Di tutti i leader tecnologici, Jeff Bezos ha avuto forse la linea più difficile da percorrere. Ancora fortemente associato ad Amazon ma non più amministratore delegato, siede a cavallo sia del Washington Post che della compagnia missilistica Blue Origin, che ha programmato il suo primo lancio in assoluto per questo fine settimana. Amazon sta terminando i suoi programmi DEI come Meta. La donazione in natura di Bezos a Trump per la mancata approvazione da parte del Post ha portato al disastro, con un quarto di milione di lettori che hanno cancellato i loro abbonamenti e i migliori talenti che se ne sono andati in massa (la scelta di Bezos del nuovo caporedattore potrebbe avere qualcosa a che fare con quelli anche partenze).
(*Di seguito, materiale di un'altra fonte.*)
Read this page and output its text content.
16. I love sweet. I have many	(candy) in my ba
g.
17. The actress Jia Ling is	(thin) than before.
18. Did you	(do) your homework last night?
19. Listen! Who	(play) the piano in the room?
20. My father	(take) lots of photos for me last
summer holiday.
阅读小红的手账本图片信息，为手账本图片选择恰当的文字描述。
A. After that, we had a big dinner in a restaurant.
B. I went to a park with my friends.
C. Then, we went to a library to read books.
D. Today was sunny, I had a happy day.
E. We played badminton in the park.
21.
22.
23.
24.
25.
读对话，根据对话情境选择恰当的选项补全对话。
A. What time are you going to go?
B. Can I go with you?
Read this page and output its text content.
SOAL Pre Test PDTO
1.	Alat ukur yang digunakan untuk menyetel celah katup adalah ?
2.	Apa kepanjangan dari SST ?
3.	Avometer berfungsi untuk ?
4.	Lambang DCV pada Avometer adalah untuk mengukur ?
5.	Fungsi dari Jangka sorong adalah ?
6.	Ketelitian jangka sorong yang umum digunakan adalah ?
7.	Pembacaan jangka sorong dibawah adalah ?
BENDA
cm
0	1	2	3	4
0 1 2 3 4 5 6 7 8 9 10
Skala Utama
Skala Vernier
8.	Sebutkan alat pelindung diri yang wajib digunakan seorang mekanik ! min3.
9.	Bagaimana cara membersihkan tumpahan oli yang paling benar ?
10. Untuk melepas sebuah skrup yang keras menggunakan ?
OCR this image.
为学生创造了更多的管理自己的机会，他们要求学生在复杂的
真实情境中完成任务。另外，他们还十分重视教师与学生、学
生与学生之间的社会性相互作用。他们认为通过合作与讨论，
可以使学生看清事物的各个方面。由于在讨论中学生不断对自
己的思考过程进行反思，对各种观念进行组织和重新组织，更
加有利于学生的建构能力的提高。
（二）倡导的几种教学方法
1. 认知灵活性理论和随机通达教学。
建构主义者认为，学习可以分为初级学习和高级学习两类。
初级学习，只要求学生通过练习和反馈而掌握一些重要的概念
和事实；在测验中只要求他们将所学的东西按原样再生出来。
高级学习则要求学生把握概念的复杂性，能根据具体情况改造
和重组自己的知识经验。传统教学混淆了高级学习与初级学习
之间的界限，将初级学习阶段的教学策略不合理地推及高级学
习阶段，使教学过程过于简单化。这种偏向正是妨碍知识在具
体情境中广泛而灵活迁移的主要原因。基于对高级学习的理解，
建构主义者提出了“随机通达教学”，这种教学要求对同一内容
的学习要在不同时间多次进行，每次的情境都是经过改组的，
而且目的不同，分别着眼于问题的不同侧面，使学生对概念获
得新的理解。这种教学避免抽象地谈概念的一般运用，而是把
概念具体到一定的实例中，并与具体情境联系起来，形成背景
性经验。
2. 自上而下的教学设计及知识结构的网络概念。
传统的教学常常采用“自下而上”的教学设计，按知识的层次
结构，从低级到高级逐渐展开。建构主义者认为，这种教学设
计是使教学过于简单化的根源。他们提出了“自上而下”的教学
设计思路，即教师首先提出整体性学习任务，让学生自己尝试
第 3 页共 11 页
Bloccare la pubblicazione dell’approvazione di Harris da parte del Post potrebbe essere stata una mossa per proteggere Blue Origin, ancora all’inizio del suo tentativo di competere con SpaceX e vulnerabile a qualsiasi intervento del governo. In qualità di CEO di SpaceX, Musk gode ancora dell’attenzione di Trump e rappresenta una grave minaccia normativa per la società di esplorazione spaziale di Bezos. Musk ha fatto un’apparizione a sorpresa durante la cena di Bezos a Mar-a-Lago con Trump in una dimostrazione di dominio degna di un mafioso.

Anche Altman è minacciato da Musk, che ha intentato una causa contro i piani del giovane CEO di trasformare OpenAI in una società a scopo di lucro. Musk ha co-fondato il produttore di ChatGPT ma da allora si è amaramente separato da Altman.

Nvidia, re dei produttori di chip e recentemente una delle aziende di maggior valore al mondo, non ha ancora avuto la possibilità di baciare l’anello. Il CEO Jensen Huang ha detto questa settimana che non è stato invitato a Mar-a-Lago ma che gli piacerebbe vedere ed essere visto lì: “Sarei felice di andare a vedere Trump e congratularmi con lui”.